Using the Mokku chrome extension

Mokku is this Chrome extension that I’ve been using this sprint. It was pretty easy to pick up and I was able to almost immediately use it for my testing. For my particular use case, I needed to confirm that the page is able to display a list of items based on the response of an API. The catch is I don’t have the usual access to a database where the data is pulled from. I also can’t use the current implementation to create test records (that part’s not yet built). And the actual API isn’t available — only a mock one so I just have that and some information on the expected JSON.

So with Mokku, I mocked the mock API to simulate other responses. Like modifying the number of records returned, changing the data around to see if certain values would render as expected, emptying the list, delaying the response so I could view the loading animation, and triggering errors.

Installing Mokku is a cinch. Just search for it in the Chrome web store and install from there.

Using Mokku is easy.

  1. Open Chrome dev tools (use it docked rather than in a separate window) and go to the Mokku tab.
  2. Go to the page you need to test.
  3. In Mokku, there’s a tab for Logs.
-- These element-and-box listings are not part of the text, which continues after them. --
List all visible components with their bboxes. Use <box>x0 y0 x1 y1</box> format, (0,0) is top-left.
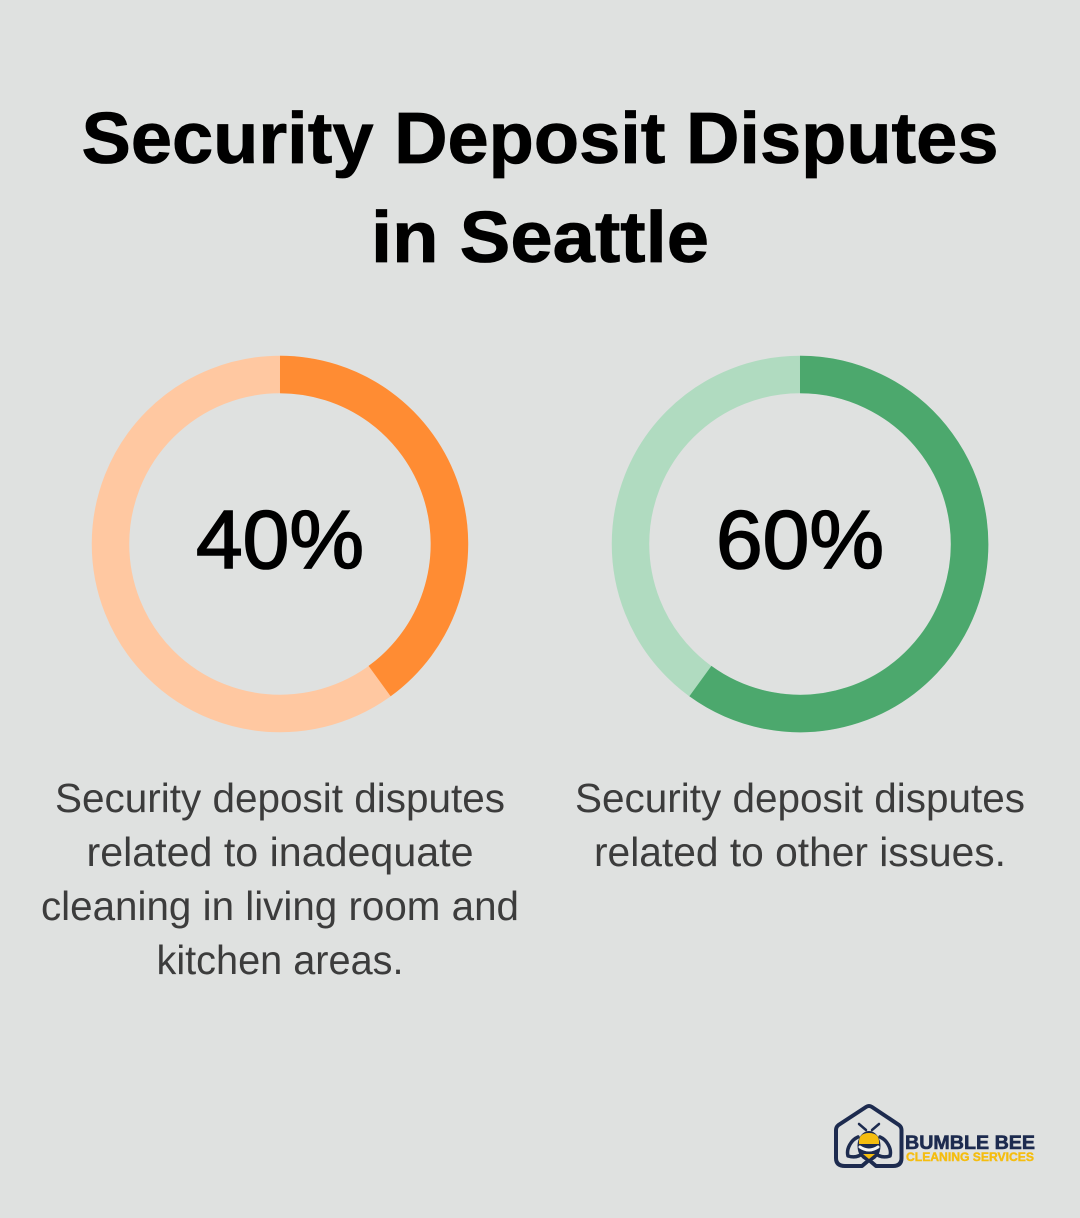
panel: 60 percent statistic <box>575 374 1025 875</box>
logo wordmark: BUMBLE BEE <box>905 1132 1035 1154</box>
title <box>82 99 998 278</box>
description: inadequate cleaning <box>41 775 519 983</box>
donut chart: 60 percent <box>630 374 970 714</box>
donut chart: 40 percent <box>110 374 450 714</box>
title: in Seattle <box>371 198 709 278</box>
description: inadequate cleaning: cleaning in living room and <box>41 883 519 929</box>
description: inadequate cleaning: related to inadequate <box>86 829 474 875</box>
value: 40%: 40% <box>196 493 364 586</box>
panel: 40 percent statistic <box>41 374 519 983</box>
description: other issues: Security deposit disputes <box>575 775 1025 821</box>
description: other issues: related to other issues. <box>594 829 1006 875</box>
value: 60%: 60% <box>716 493 884 586</box>
icon: house with bee <box>836 1106 902 1166</box>
description: other issues <box>575 775 1025 875</box>
description: inadequate cleaning: kitchen areas. <box>156 937 404 983</box>
logo tagline: CLEANING SERVICES <box>906 1152 1034 1164</box>
logo: Bumble Bee Cleaning Services <box>836 1106 1035 1166</box>
title: Security Deposit Disputes <box>82 99 998 179</box>
description: inadequate cleaning: Security deposit disputes <box>55 775 505 821</box>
You can look for the one that you need to mock, and click the corresponding “Mock” link.
  4. Added mocks show up under the Mocks tab. And from there you can edit.
  5. Then you just need to navigate to the page that will call the mock, and hopefully your changes would reflect.

And it’s pretty much repeat 4 and 5 for the test cases that you’d like to cover with Mokku.


P.S. I wanted to use “Gamitin Mokku” as the title. It sounds like something that would translate to “use me”. Future me might cringe or do a facepalm, and think that’s such a tita joke.